L'arbitraggio è senz'altro una grande scuola di vita, che contribuisce alla formazione di carattere e di capacità personali spendibili in tutti gli ambiti.
Frequenti la Sezione ? Quanto è stata importante per la tua crescita arbitrale ?
La Sezione è stata importantissima per la mia crescita arbitrale e oggi cerco di frequentarla quanto più mi è possibile.
La tua arma vincente in campo ?
Detto che la preparazione fisico-atletica è giustamente data per scontata, credo che la principale arma a disposizione di tutti noi assistenti sia la testa. La testa intesa come capacità di mantenere elevatissima e costante la concentrazione per tutta la durata della gara, di leggere e anticipare le situazioni di gioco, di capire come e quando l'arbitro ha bisogno di noi. Solo quando la testa funziona al 110% la performance di un assistente può essere di alto livello.
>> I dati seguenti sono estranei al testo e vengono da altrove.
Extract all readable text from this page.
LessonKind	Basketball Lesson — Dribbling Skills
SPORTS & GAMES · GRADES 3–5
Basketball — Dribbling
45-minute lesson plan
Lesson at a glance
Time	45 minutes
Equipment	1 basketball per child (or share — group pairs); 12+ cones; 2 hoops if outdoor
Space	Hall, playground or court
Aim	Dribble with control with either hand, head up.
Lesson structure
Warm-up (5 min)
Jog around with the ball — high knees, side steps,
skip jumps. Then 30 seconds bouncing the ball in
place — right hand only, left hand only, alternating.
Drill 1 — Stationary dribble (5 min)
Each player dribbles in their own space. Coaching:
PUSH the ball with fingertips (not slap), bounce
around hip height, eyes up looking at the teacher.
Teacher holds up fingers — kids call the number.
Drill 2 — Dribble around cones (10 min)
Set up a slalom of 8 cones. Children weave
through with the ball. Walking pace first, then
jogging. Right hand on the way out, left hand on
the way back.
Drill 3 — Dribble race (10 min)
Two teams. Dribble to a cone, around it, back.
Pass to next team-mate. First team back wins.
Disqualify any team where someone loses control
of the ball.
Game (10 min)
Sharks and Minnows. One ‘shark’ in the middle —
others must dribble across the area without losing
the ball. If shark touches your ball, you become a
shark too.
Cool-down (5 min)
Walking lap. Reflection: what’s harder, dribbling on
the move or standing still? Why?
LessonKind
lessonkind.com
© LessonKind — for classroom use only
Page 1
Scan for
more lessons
Il tuo tallone d'Achille ?
Beh, sicuramente i miei 190 cm di altezza non mi consentono "strutturalmente" di essere tra i più rapidi sulle brevissime distanze.
Secondo te cosa ha colpito gli altri... tanto da farti arrivare nelle categorie Nazionali ?
Difficile a dirsi, bisognerebbe rivolger loro la domanda... Forse la continuità.
Come riesci a conciliare attività arbitrale, Sezione e affetti ?
Cercando di dare intensità e qualità al tempo dedicato a ciascun aspetto.
Come ti concentri per arrivare al meglio alla gara ? Come affronti la gara ?
Cercando innanzitutto di prepararla nel miglior modo possibile, sia dal punto di vista fisico-atletico, che da quello "tecnico-tattico": abbiamo la fortuna di avere a disposizione dati e strumenti che ci consentono di conoscere molto degli atteggiamenti tattici delle squadre di serie A e di poter quindi essere in grado di prevedere con buona approssimazione che cosa ci aspetta in campo. Arrivato aI momento della gara, poi, lo affronto con la voglia di divertirmi e di fare bene che mi accompagna da ormai più di 20 anni di attività arbitrale.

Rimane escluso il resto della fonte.